I wondered what my cataracts had to do with Wordsworth’s cataracts, the waterfalls that haunted him as he recalled his wanderings in the Lake Distict. Were my cataracts like waterfalls over the eyes?
Yes, it seems. From the Latin word cataracta, meaning waterfall, comes the middle English word "cataract". A second meaning of "cataract" was "portcullis", the medieval gate that descended quickly over a castle entrance, like a waterfall. From this obsolete meaning likely came the name of the medical condition, not that cataracts descend quickly. So that the use of the word for a portcullis was a figurative meaning of “cataract”, and then the medical term was a figurative meaning of the word for a portcullis. It is interesting how the word “waterfall” prevailed over “cataract”, a good example of how old English words are preferred to latinisms.
By the way, note that the surgeon, Dr. Dragicovich, whom I commend, replaced my original lenses with plastic ones, that is, he substituted plastic lenses for the original ones. I mention this only because at a restaurant on the day before my surgery, I noticed this statement on the menu:
Subsutitute fior di latte with Natural Pastures mozzarella di bufala 3 or Cultured Nut dairy free Mozzarella 2 side of grated Parmesan 2, side of hot honey 3
Baffling, even without the misuse of “substitute”. But the server took my correction kindly, and I will return to see if the item has been changed. (See also Substitute and Replace)
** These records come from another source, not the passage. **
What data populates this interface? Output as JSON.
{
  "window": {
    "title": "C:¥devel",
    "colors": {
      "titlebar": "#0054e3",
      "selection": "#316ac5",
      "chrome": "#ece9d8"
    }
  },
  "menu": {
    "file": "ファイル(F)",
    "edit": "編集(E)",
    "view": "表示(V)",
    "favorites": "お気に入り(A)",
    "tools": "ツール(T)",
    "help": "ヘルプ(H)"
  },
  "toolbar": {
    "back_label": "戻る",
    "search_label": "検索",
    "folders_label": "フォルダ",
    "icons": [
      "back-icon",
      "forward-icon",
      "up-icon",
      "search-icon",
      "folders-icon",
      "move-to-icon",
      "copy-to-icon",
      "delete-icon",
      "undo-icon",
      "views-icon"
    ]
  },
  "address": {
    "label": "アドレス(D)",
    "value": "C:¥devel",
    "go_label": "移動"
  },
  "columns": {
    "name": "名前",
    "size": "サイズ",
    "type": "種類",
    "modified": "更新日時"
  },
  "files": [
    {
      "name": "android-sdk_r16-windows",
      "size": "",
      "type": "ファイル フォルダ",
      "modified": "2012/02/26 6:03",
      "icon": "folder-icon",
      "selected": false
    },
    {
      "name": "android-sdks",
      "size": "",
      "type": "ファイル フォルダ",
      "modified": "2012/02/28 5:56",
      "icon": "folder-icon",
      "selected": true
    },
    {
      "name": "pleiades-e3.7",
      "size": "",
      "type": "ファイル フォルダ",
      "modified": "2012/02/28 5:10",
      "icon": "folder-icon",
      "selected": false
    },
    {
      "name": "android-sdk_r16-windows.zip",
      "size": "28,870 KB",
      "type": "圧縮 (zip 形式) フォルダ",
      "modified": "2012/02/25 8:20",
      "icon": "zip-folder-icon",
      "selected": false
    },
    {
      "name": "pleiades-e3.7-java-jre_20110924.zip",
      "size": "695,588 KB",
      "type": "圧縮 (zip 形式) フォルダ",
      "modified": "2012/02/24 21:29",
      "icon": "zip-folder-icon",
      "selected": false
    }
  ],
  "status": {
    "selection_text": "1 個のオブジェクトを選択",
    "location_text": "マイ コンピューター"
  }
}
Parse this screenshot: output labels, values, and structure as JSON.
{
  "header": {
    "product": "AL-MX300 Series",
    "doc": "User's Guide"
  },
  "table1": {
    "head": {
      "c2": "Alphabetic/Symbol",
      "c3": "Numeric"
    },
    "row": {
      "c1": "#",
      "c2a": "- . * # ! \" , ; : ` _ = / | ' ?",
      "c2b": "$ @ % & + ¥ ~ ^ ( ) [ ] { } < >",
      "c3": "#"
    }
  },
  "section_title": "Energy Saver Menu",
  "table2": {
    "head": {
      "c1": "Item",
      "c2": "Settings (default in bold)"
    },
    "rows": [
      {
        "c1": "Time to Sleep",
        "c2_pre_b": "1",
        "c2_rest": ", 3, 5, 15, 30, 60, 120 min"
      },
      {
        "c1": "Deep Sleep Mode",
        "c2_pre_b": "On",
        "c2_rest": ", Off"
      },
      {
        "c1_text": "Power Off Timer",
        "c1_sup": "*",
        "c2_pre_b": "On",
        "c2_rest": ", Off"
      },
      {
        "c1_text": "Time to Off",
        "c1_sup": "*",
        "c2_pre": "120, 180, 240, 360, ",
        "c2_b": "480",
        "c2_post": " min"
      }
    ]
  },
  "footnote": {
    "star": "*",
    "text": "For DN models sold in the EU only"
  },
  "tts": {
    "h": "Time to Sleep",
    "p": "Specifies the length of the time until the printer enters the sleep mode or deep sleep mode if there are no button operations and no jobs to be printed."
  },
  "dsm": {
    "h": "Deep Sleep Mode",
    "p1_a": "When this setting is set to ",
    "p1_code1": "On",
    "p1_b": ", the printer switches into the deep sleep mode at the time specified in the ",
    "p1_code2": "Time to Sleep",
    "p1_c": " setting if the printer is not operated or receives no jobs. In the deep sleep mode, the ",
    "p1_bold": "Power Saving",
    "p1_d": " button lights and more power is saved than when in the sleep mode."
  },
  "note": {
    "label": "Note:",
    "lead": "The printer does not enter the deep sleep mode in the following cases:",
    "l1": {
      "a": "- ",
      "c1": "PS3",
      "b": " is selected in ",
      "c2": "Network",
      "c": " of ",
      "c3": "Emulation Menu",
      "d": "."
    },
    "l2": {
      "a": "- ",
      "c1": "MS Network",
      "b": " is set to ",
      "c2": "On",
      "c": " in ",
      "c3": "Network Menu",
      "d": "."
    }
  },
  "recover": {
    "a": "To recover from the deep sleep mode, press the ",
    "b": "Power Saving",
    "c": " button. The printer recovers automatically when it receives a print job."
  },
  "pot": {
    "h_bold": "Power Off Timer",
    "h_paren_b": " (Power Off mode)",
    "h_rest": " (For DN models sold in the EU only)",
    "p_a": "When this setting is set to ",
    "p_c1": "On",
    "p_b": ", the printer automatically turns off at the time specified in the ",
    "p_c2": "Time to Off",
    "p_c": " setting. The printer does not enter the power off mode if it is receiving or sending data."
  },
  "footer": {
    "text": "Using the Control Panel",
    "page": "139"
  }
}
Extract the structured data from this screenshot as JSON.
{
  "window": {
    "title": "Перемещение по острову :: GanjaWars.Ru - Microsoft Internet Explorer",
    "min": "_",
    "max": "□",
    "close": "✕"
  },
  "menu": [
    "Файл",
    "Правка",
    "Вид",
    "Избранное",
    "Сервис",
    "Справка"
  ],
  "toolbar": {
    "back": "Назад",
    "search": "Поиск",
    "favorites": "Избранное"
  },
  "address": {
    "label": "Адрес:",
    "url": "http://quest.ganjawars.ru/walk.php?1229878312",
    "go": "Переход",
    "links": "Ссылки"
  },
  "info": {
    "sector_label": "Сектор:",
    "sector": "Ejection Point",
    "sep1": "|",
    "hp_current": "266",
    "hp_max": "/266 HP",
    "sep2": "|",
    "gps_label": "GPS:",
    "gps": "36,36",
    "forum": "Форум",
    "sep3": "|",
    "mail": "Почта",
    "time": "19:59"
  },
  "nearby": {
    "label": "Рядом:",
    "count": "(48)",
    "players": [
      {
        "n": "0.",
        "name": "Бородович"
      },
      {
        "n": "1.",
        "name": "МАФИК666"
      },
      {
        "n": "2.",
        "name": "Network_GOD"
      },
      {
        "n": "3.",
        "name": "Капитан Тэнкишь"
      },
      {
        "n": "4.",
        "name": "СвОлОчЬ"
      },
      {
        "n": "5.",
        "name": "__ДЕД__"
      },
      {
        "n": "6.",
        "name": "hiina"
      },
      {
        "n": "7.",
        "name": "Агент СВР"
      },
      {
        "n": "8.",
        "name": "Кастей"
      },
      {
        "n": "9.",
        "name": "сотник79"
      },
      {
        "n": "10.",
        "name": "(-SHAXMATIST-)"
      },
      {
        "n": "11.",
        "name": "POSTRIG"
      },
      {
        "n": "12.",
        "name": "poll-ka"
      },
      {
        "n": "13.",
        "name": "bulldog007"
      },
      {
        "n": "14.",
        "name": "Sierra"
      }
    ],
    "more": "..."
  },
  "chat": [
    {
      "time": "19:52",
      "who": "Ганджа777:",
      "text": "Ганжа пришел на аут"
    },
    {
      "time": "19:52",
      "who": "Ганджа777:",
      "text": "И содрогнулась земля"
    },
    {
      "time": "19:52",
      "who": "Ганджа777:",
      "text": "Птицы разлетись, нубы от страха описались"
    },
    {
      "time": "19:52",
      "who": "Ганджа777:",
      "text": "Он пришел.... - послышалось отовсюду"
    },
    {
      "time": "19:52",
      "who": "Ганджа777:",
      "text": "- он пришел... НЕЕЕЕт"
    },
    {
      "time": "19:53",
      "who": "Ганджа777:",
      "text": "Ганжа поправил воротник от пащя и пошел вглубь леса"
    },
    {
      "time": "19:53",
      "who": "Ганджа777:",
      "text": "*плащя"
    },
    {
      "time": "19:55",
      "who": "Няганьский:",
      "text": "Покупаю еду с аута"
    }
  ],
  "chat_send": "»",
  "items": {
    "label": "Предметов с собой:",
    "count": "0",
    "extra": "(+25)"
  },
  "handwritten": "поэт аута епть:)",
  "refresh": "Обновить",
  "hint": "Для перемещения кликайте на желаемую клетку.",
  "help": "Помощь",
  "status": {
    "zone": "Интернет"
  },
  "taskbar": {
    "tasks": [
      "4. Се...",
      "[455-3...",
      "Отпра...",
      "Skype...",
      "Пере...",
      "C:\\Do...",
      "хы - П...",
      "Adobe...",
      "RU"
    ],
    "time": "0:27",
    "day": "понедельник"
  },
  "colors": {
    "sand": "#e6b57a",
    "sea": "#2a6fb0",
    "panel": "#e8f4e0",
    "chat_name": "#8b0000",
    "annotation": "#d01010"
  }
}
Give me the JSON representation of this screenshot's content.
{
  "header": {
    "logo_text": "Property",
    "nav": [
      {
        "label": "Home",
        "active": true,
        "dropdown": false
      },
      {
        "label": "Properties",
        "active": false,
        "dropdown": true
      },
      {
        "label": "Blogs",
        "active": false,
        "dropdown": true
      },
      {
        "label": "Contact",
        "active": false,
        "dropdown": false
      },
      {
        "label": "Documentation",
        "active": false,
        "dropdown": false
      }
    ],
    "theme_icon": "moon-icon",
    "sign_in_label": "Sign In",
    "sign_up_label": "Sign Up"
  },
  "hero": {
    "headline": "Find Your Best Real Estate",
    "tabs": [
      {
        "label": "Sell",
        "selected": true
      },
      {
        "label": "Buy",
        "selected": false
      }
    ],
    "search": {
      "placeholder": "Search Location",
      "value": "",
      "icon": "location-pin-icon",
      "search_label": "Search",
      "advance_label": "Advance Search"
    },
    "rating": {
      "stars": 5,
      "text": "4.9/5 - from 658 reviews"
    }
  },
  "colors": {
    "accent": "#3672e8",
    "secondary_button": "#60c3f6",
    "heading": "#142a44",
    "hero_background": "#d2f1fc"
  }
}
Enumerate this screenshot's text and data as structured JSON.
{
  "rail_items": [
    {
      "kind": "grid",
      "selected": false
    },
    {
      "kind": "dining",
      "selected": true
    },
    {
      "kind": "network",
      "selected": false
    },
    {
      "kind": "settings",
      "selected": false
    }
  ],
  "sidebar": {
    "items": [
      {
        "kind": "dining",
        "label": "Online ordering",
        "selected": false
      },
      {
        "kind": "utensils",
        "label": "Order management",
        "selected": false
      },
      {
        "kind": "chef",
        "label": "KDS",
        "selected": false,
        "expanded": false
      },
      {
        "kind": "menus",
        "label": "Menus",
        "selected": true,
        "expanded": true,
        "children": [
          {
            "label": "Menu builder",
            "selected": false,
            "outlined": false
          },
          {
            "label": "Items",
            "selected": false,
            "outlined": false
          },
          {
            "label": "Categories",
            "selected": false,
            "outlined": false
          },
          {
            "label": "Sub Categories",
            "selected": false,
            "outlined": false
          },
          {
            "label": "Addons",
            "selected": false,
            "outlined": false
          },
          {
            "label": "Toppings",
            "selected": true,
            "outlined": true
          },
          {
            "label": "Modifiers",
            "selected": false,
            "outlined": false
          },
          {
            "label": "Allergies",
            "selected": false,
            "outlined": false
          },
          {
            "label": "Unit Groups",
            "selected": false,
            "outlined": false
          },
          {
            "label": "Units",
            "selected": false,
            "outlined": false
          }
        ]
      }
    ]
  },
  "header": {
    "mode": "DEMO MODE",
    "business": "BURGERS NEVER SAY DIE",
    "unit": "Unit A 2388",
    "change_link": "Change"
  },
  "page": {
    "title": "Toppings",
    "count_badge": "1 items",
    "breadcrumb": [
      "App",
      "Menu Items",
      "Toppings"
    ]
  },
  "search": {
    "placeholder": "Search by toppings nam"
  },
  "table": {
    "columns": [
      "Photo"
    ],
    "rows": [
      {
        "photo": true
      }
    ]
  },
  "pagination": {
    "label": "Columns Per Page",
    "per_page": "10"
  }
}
Along with the removal of my cataracts, the restoration of my vision has been nothing short of miraculous. I look out to sea at the islands, and all is crisp and clear and bright.
By the way, I opted for the basic lens covered by our marvellous health service, for which I once again give thanks. Had I paid $1,000 per eye for a special lens, I would not need glasses at all. With the standard lens, I need them only for reading, and the 1.5 magnification reading glasses, costing, appropriately, $1.50 at Dollarama, are quite adequate.